Yeşil alan ve koridorlar dışında Sivas kentsel peyzajına ait peyzaj matris yapısı Şekil 4.21’de gösterilmiştir. Buna göre kent merkezi proje alanı ve Kızılırmak’ın kuzeyinde, ticaret alanları ile karakterizedir. Resmî kurumlar kent merkezinin güneybatısında yoğunlaşmaktadır. Mevcut konut alanları kent merkezi etrafında radyal biçimde gelişirken, bu bölgelerde konut altı ticarete dayalı karışık kullanımları da yer almaktadır.

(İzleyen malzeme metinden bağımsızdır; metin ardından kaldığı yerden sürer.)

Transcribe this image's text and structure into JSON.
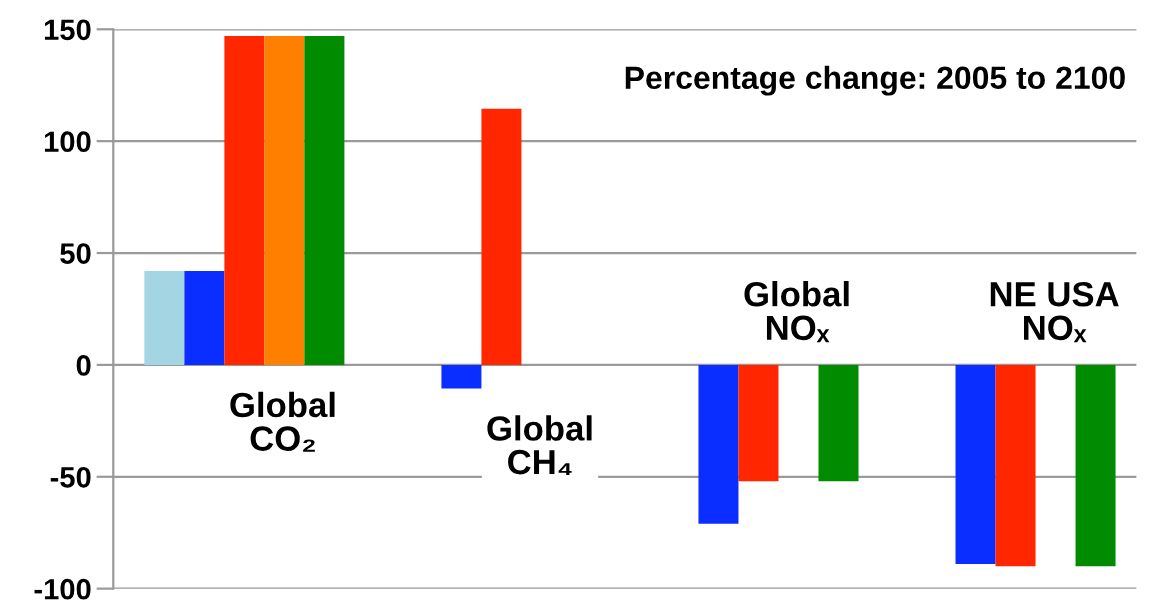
{
  "chart_data": {
    "type": "bar",
    "title": "Percentage change: 2005 to 2100",
    "categories": [
      "Global CO₂",
      "Global CH₄",
      "Global NOₓ",
      "NE USA NOₓ"
    ],
    "series": [
      {
        "color": "#a3d5e3",
        "values": [
          42,
          null,
          null,
          null
        ]
      },
      {
        "color": "#0a2eff",
        "values": [
          42,
          -10.5,
          -71,
          -89
        ]
      },
      {
        "color": "#ff2600",
        "values": [
          147,
          114.5,
          -52,
          -90
        ]
      },
      {
        "color": "#ff7f00",
        "values": [
          147,
          null,
          null,
          null
        ]
      },
      {
        "color": "#008b00",
        "values": [
          147,
          null,
          -52,
          -90
        ]
      }
    ],
    "ylim": [
      -100,
      150
    ],
    "yticks": [
      -100,
      -50,
      0,
      50,
      100,
      150
    ],
    "grid": "y",
    "tick_labels": "y"
  }
}
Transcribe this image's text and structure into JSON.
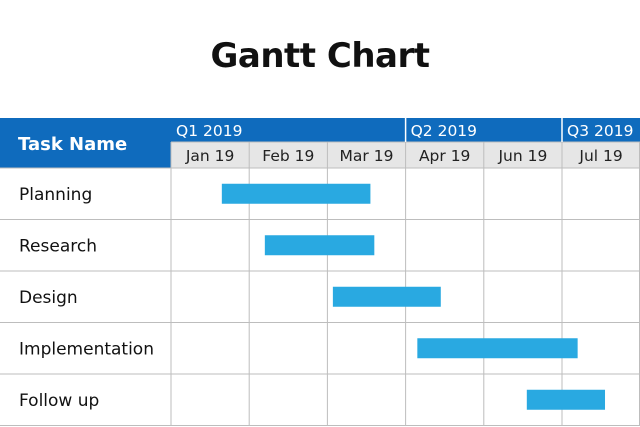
{
  "title": "Gantt Chart",
  "colors": {
    "header_bg": "#0f6bbd",
    "month_row_bg": "#e6e6e6",
    "bar": "#29a9e1",
    "grid": "#bdbdbd"
  },
  "chart_data": {
    "type": "gantt",
    "title": "Gantt Chart",
    "task_column_header": "Task Name",
    "quarters": [
      {
        "label": "Q1 2019",
        "start_month": 0
      },
      {
        "label": "Q2 2019",
        "start_month": 3
      },
      {
        "label": "Q3 2019",
        "start_month": 5
      }
    ],
    "months": [
      "Jan 19",
      "Feb 19",
      "Mar 19",
      "Apr 19",
      "Jun 19",
      "Jul 19"
    ],
    "tasks": [
      {
        "name": "Planning",
        "start": 0.65,
        "end": 2.55
      },
      {
        "name": "Research",
        "start": 1.2,
        "end": 2.6
      },
      {
        "name": "Design",
        "start": 2.07,
        "end": 3.45
      },
      {
        "name": "Implementation",
        "start": 3.15,
        "end": 5.2
      },
      {
        "name": "Follow up",
        "start": 4.55,
        "end": 5.55
      }
    ]
  }
}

Yeni yerleşim bölgeleri ile kent kuzeybatı- kuzeydoğu yönünde gelişim gösterirken, Kızılırmak’ın güneyine sıçramaların olduğu görülmektedir. Buradan kentin öngörülen büyüme formunun Kızılırmak ve proje alanı omurga alınarak kuzey-güney yönlerinde olacağı anlaşılmaktadır. Mevcut durumda kent merkezinin güneybatısında yer alan sanayi bölgesine ek olarak, kentin batı girişinde yeni sanayi alanlarının yoğunlaştığı; yine kentin doğu girişinde ise parçalı sanayi alanlarına yer verildiği görülmektedir. Üniversite’nin kentin Kızılırmak’ın güney yönünde gelişimi için teşvik edici bir unsur olduğu anlaşılmaktadır. Bu nedenle proje alanı, öngörülen kentsel matris içerisinde kuzey-güney arasındaki akışın önemli bir merkezi haline gelmektedir. Bu kapsamda proje alanına yapılacak yatırımların aslında kent bütününde ekolojik bütünlüğün sağlanması ve ekosistem hizmetlerinin yaratılmasında büyük önem arz edeceği unutulmamalıdır.